To begin with, I lifted code from one of the later revisions of Jeremy’s Mandelbrot renderer. This was written for single precision float, whereas I’ve been working in double precision for this buddhabrot code. Worth noting on the change from single to double precision –
- Double precision numbers behave differently to single precision on the SPU (see section 9 of the SPU ISA doc) – I was bitten by infs and NaNs.
- When browsing that document, I missed the large “Optional v1.2” for instructions like dfcgt. To be clear, the Cell BE SPU does not support this instruction.
- GCC does include vec_ullong2 spu_cmpgt(vec_double2, vec_double2), but in the absence of dfcgt it takes forty extra instructions to achieve the same result (yeah, that’s what I get for using general intrinsics)
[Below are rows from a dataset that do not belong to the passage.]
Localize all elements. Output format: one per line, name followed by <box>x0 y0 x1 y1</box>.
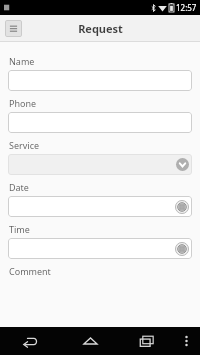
staticText: Request <box>78 21 123 36</box>
button[interactable]: Back <box>0 327 60 355</box>
button[interactable]: Recent apps <box>121 327 173 355</box>
button[interactable] <box>8 112 192 133</box>
button[interactable]: More options <box>173 327 200 355</box>
staticText: Service <box>9 139 40 151</box>
button[interactable]: Home <box>60 327 121 355</box>
button[interactable]: Menu <box>5 20 22 37</box>
other: Pick value <box>175 242 189 256</box>
button[interactable] <box>8 70 192 91</box>
staticText: Date <box>9 181 29 193</box>
staticText: Time <box>9 223 30 235</box>
staticText: Name <box>9 55 35 67</box>
staticText: Phone <box>9 97 37 109</box>
button[interactable]: Pick value <box>8 196 192 217</box>
staticText: 12:57 <box>176 2 197 13</box>
staticText: Comment <box>9 265 51 277</box>
button[interactable]: Pick value <box>8 238 192 259</box>
other: Open dropdown <box>176 158 189 171</box>
other: Pick value <box>175 200 189 214</box>
button[interactable]: Open dropdown <box>8 154 192 175</box>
When starting to use double precision, I was expecting much lower performance than single precision on the SPU, but I had not fully understood how much lower – from the Programming Handbook, page 71:
Although double-precision instructions have 13-clock-cycle latencies, on the Cell/B.E. processor, only the final seven cycles are pipelined. No other instructions are dual-issued with double-precision instructions, and no instructions of any kind are issued for six cycles after a double-precision instruction is issued.
Ouch. I knew this, but I didn’t know it – a run of spu_timing on the generated assembly really rammed it home.
0 0123456789012 dfs $75,$45,$44
0 ------7890123456789 dfma $46,$59,$47
0 ------4567890123456 dfa $43,$45,$44
0 ------1234567890123 dfa $42,$80,$75
0 ------8901234567890 dfm $32,$46,$46
0 ------5678901234567 frds $40,$43
0 01234 ------23456789 dfm $33,$42,$42
0 012345678901 ------9 dfm $36,$42,$81
(Oh, and I’ve noticed again that dfma and friends use RT as an operand, which presumably makes register scheduling even more fun. The above fragment is from a heavily unrolled inner loop.)
At some point, I’ll try to measure the practical difference between double and single precision for this program, to see what (if anything) would be lost by switching over to single precision. Or perhaps there’s some other way around the problem – I’ve been considering fixed point or even multi-single precision fp alternatives.